Dave Zirin: You Can’t Separate Sports and Politics

Dave Zirin

Over the past decade, sportswriter Dave Zirin has had a front-row seat to the upheavals sweeping professional sports. From Colin Kaepernick to the Milwaukee Bucks’ strike for Jacob Blake, athletes aren’t shutting up and playing anymore.

Los Angeles Rams v San Francisco 49ers

Eric Reid (left, #35) and Colin Kaepernick (right, #7) of the San Francisco 49ers kneel during the anthem prior to a game on September 12, 2016. (Michael Zagaris / San Francisco 49ers / Getty Images)


In 1967, Muhammad Ali refused induction in the US Armed Forces.
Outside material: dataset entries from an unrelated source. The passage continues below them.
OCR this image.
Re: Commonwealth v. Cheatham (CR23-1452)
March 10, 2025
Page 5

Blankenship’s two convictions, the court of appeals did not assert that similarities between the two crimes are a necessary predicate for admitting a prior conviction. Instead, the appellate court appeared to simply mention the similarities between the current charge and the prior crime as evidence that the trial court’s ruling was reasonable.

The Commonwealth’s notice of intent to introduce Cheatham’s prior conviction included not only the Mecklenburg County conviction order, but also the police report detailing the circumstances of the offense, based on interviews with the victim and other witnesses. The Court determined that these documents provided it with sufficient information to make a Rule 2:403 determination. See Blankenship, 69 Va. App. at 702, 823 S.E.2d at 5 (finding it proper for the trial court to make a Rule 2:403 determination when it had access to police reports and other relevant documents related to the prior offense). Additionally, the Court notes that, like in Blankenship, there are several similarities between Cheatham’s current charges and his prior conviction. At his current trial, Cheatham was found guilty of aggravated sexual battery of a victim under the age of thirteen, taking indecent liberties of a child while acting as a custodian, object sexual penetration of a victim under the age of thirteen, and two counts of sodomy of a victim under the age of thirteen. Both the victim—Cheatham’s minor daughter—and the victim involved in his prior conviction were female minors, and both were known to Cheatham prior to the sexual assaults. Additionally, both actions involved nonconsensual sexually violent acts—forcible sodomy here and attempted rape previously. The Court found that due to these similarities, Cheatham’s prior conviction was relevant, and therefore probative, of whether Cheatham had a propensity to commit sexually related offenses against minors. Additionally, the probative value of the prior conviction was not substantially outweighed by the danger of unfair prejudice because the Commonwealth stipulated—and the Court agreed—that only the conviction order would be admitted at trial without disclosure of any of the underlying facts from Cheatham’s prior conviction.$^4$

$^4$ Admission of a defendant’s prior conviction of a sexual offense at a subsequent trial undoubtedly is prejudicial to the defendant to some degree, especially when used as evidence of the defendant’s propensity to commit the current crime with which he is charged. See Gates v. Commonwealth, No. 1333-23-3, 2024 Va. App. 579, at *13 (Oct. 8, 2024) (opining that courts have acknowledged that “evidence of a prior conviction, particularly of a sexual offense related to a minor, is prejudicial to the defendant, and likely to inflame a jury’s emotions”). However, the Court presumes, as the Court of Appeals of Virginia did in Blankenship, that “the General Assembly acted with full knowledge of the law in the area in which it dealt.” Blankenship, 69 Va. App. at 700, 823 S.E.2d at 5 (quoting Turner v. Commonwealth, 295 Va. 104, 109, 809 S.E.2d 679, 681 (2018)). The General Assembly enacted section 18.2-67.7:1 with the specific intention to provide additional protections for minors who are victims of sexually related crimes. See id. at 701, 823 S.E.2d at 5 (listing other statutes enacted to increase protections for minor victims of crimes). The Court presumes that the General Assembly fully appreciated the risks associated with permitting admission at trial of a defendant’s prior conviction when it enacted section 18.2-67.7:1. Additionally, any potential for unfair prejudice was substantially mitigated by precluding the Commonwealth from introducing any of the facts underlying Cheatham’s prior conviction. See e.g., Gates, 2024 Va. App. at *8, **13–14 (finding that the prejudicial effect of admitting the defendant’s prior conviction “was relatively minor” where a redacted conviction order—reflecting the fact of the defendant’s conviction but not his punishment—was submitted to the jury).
The boxing champion objected to the Vietnam War, asking, “Why should they ask me to put on a uniform and go ten thousand miles from home and drop bombs and bullets on brown people in Vietnam while so-called Negro people in Louisville are treated like dogs?”

“[It] reverberated through the whole society,” said civil rights activist Julian Bond of Ali’s refusal. “[Y]ou could hear people talking about it on street corners. It was on everyone’s lips. People who had never thought about the war before began to think it through because of Ali. The ripples were enormous.”

In response, Ali was stripped of his title as the heavyweight champion. In Esquire, former boxing champion Floyd Patterson wrote, “The prizefighter in America is not supposed to shoot off his mouth about politics, particularly when his views oppose the Government’s and might influence many among the working classes who follow boxing.”